For services provided to clients that are paid through managed care contracts, increased payments will be made through managed care contracts in amounts that are actuarially equivalent to the supplemental payments received within fee-for-service. The nonfederal share of the increased payment is received by the state through intergovernmental transfer (IGT) from participating providers. This amount is then combined with the federal share and returned to providers through the managed care plans capitation payment process in the form of increased payments for these services. Managed care plans must pay 100 percent of increased capitation payments related to this program to eligible providers. IGTs are subject to a 20 percent administration fee of the nonfederal share paid to HCA as the cost of administering the program.

There is no expenditure from the general fund required to finance this program.

Participation in this program by eligible providers is voluntary.

HCA must promptly seek federal approval upon passage of this legislation.

Appropriation: None.

Fiscal Note: Available.

Committee/Commission/Task Force Created: No.

Effective Date: Ninety days after adjournment of session in which bill is passed.

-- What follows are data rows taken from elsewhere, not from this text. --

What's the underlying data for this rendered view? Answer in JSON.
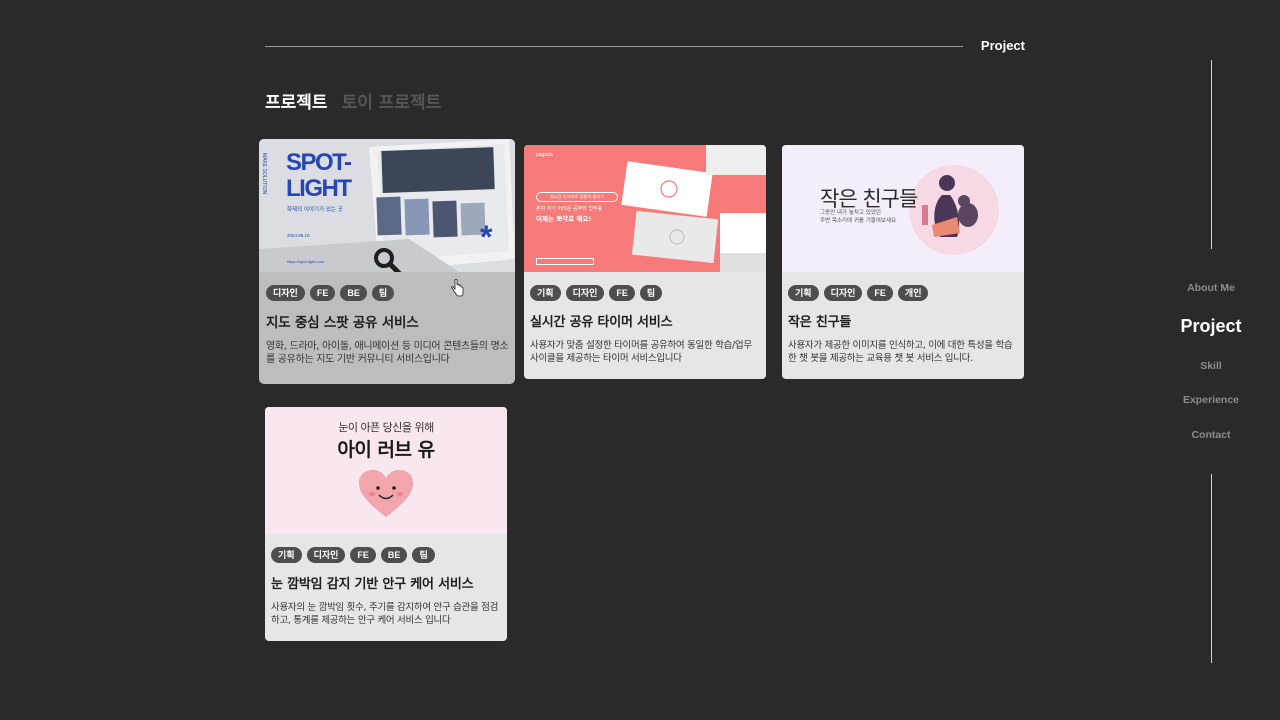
{
  "section": {
    "title": "Project"
  },
  "tabs": [
    {
      "label": "프로젝트",
      "active": true
    },
    {
      "label": "토이 프로젝트",
      "active": false
    }
  ],
  "cards": [
    {
      "tags": [
        "디자인",
        "FE",
        "BE",
        "팀"
      ],
      "name": "지도 중심 스팟 공유 서비스",
      "desc": "영화, 드라마, 아이돌, 애니메이션 등 미디어 콘텐츠들의 명소를 공유하는 지도 기반 커뮤니티 서비스입니다",
      "thumb": {
        "title_line1": "SPOT-",
        "title_line2": "LIGHT",
        "subtitle": "화제의 이야기가 있는 곳",
        "date": "2024.08.10",
        "side": "MAKE SOLUTION",
        "footer": "https://spot-light.com"
      }
    },
    {
      "tags": [
        "기획",
        "디자인",
        "FE",
        "팀"
      ],
      "name": "실시간 공유 타이머 서비스",
      "desc": "사용자가 맞춤 설정한 타이머를 공유하여 동일한 학습/업무 사이클을 제공하는 타이머 서비스입니다",
      "thumb": {
        "logo": "pagoda",
        "pill": "실시간 타이머로 집중력 올리기",
        "line1": "혼자 하기 어려운 공부와 업무를",
        "line2": "이제는 뽀각로 해요!"
      }
    },
    {
      "tags": [
        "기획",
        "디자인",
        "FE",
        "개인"
      ],
      "name": "작은 친구들",
      "desc": "사용자가 제공한 이미지를 인식하고, 이에 대한 특성을 학습한 챗 봇을 제공하는 교육용 챗 봇 서비스 입니다.",
      "thumb": {
        "title": "작은 친구들",
        "sub1": "그동안 내가 놓치고 있었던",
        "sub2": "주변 목소리에 귀를 기울여보세요"
      }
    },
    {
      "tags": [
        "기획",
        "디자인",
        "FE",
        "BE",
        "팀"
      ],
      "name": "눈 깜박임 감지 기반 안구 케어 서비스",
      "desc": "사용자의 눈 깜박임 횟수, 주기를 감지하여 안구 습관을 점검하고, 통계를 제공하는 안구 케어 서비스 입니다",
      "thumb": {
        "sub": "눈이 아픈 당신을 위해",
        "title": "아이 러브 유"
      }
    }
  ],
  "nav": [
    {
      "label": "About Me",
      "active": false
    },
    {
      "label": "Project",
      "active": true
    },
    {
      "label": "Skill",
      "active": false
    },
    {
      "label": "Experience",
      "active": false
    },
    {
      "label": "Contact",
      "active": false
    }
  ],
  "colors": {
    "background": "#2a2a2a",
    "card": "#e6e6e6",
    "card_hover": "#bdbdbd",
    "tag": "#4e4e4e",
    "coral": "#f77a7a",
    "lavender": "#f3eef9",
    "pink": "#f9e7ef"
  },
  "icons": [
    "search-icon",
    "asterisk-icon",
    "heart-icon",
    "cursor-icon"
  ]
}
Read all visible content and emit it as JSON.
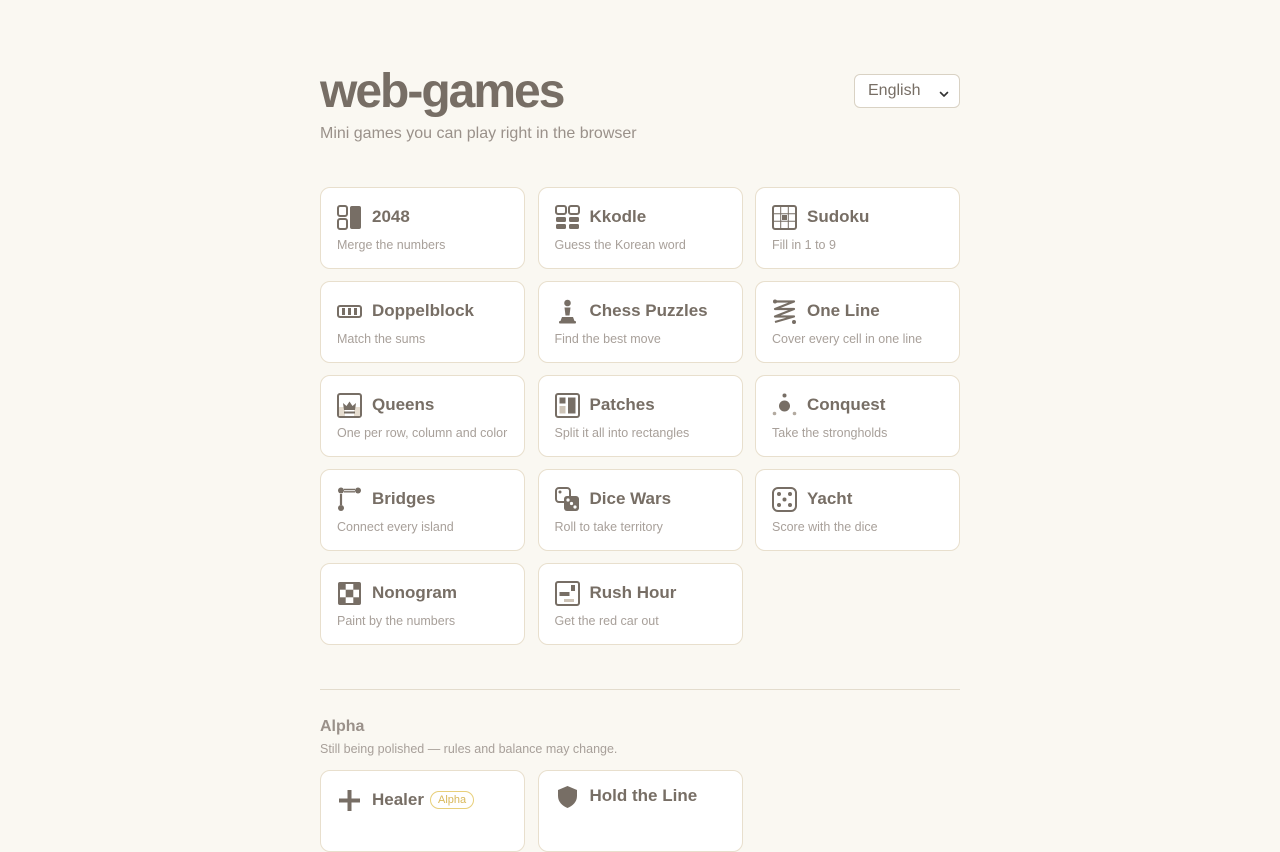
{
  "header": {
    "title": "web-games",
    "subtitle": "Mini games you can play right in the browser",
    "language": "English"
  },
  "games": [
    {
      "id": "2048",
      "name": "2048",
      "desc": "Merge the numbers",
      "icon": "tiles-icon"
    },
    {
      "id": "kkodle",
      "name": "Kkodle",
      "desc": "Guess the Korean word",
      "icon": "blocks-icon"
    },
    {
      "id": "sudoku",
      "name": "Sudoku",
      "desc": "Fill in 1 to 9",
      "icon": "grid-icon"
    },
    {
      "id": "doppelblock",
      "name": "Doppelblock",
      "desc": "Match the sums",
      "icon": "strip-icon"
    },
    {
      "id": "chess-puzzles",
      "name": "Chess Puzzles",
      "desc": "Find the best move",
      "icon": "pawn-icon"
    },
    {
      "id": "one-line",
      "name": "One Line",
      "desc": "Cover every cell in one line",
      "icon": "zigzag-icon"
    },
    {
      "id": "queens",
      "name": "Queens",
      "desc": "One per row, column and color",
      "icon": "crown-icon"
    },
    {
      "id": "patches",
      "name": "Patches",
      "desc": "Split it all into rectangles",
      "icon": "rectangles-icon"
    },
    {
      "id": "conquest",
      "name": "Conquest",
      "desc": "Take the strongholds",
      "icon": "nodes-icon"
    },
    {
      "id": "bridges",
      "name": "Bridges",
      "desc": "Connect every island",
      "icon": "bridge-icon"
    },
    {
      "id": "dice-wars",
      "name": "Dice Wars",
      "desc": "Roll to take territory",
      "icon": "dice-pair-icon"
    },
    {
      "id": "yacht",
      "name": "Yacht",
      "desc": "Score with the dice",
      "icon": "die-icon"
    },
    {
      "id": "nonogram",
      "name": "Nonogram",
      "desc": "Paint by the numbers",
      "icon": "checker-icon"
    },
    {
      "id": "rush-hour",
      "name": "Rush Hour",
      "desc": "Get the red car out",
      "icon": "car-grid-icon"
    }
  ],
  "alpha": {
    "title": "Alpha",
    "subtitle": "Still being polished — rules and balance may change.",
    "badge": "Alpha",
    "games": [
      {
        "id": "healer",
        "name": "Healer",
        "icon": "plus-icon"
      },
      {
        "id": "hold-the-line",
        "name": "Hold the Line",
        "icon": "shield-icon"
      }
    ]
  },
  "colors": {
    "background": "#faf8f2",
    "text": "#776e65",
    "muted": "#a8a09a",
    "card_border": "#e8dfcd",
    "badge": "#d9b85a"
  }
}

Staff Summary of Public Testimony: PRO: This is a strong benefit to fire districts as it relates to Medicaid patients. With Medicaid patients, only 20 percent of costs are recovered. Under the Affordable Care Act, Medicaid has gone up across the country. Here in Washington we've seen Medicaid go up by 43 percent. This will help offset that impact with no impact to the state. Implementing this will allow fire districts to recover from the recession. This has been done in hospitals since 1996. This will greatly help the fire service. Private ambulance services will be able to benefit from this as long as they have a contract with the fire district. We have proposed revenue that will be about $100 million to fire districts and $20 million to the state. It is very difficult to run these numbers for the state, but California has just released theirs. The state of California has not fully implemented this, but they expect this to double. This is a cost-recovery program. We continue to see issues with the 101 percent cap. We are trying to find ways to diversity income. Most members are private, for profit, nongovernment agencies. This program has been in place in other states with no use of state funds. The biggest problem is the Medicaid fee schedule that hasn’t been updated in 15 years. We don’t see that many private companies will be able to participate, but we should be able to use the extra money from the 20 percent additional funding received to increase the fee schedule to help the private providers for a system that is underfunded. This is a mutually beneficial way to alleviate the problem of stagnating reimbursement rates. More than half of the costs of these services have had to be written off. Because of the low cost recovery rate, the city of Pasco had to put the unrecovered amount onto the residents of the city in the form of availability charges.

Persons Testifying: PRO: Michael White, WA State Council of Firefighters; Keith Wright, Central Pierce Fire and Rescue, Fire Chief; Ed Grubbs, EF Recovery, WA Fire Chiefs Steering Committee; Bob Berschauer, WA Ambulance Service Assn.; Alex Soldano, city of Pasco.